Personal information
- Born: January 8, 1990 (age 36) Valparaiso, Indiana, U.S.

Sport
- Sport: Wheelchair basketball

Medal record
Representing the United States
Men's wheelchair basketball
Paralympic Games
| Gold medal – first place | 2016 Rio de Janeiro | Team |
World Championship
| Silver medal – second place | 2018 Hamburg | Team |
Parapan American Games
| Gold medal – first place | 2015 Toronto | Team |
Americas Cup
| Gold medal – first place | 2017 Cali | Team |
| Gold medal – first place | 2025 Bogotá | Team |

= Jared Arambula =

American wheelchair basketball player (born 1990)

Jared Arambula (born January 8, 1990) is an American wheelchair basketball player and a member of the United States men's national wheelchair basketball team. He represented the United States at the 2016 Summer Paralympics.

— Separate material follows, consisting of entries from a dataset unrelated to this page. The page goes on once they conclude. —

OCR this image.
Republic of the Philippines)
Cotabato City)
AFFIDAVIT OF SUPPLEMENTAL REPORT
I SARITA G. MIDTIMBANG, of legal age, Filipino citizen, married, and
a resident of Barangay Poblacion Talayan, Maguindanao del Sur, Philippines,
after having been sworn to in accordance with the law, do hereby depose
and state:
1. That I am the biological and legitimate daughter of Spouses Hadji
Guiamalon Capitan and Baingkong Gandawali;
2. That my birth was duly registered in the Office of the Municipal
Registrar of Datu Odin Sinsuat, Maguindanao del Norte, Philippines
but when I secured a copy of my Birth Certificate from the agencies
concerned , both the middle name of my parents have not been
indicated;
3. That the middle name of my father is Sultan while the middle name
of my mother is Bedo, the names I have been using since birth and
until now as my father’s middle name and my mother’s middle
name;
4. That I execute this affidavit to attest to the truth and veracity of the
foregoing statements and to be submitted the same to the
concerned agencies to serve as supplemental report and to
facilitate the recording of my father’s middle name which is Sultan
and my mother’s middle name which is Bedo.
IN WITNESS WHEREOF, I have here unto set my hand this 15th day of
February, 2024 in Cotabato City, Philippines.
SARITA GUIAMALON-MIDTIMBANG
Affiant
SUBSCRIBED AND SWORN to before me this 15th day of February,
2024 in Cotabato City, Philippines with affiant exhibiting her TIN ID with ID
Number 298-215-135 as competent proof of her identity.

==Early life and education==
Born in Valparaiso, Indiana to Ray and Karen Arambula, Arambula was born with spina bfida. When he was five, he discovered wheelchair basketball after he played in a softball league. He attended the University of Alabama, where he played wheelchair basketball and helped the team win the national championship while also serving as their co-captain. During his collegiate career, he won the Performance Award three times.

==Career==
After his college career, Arambula began playing his club career in Italy.

Arambula competed at the 2015 Parapan American Games, where his team won the gold medal. He then became part of the U.S. team that won the gold medal at the 2016 Summer Paralympics. Arambula took part in the IWBF Americas Cup for the first time in 2017, which his team won. He was part of the U.S. squad that won the silver medal at the 2018 Wheelchair Basketball World Championship.

Arambula took part in his second Americas Cup in 2025, where his team won the tournament. This led him to be named the U.S. national team roster for the 2026 Wheelchair Basketball World Championships.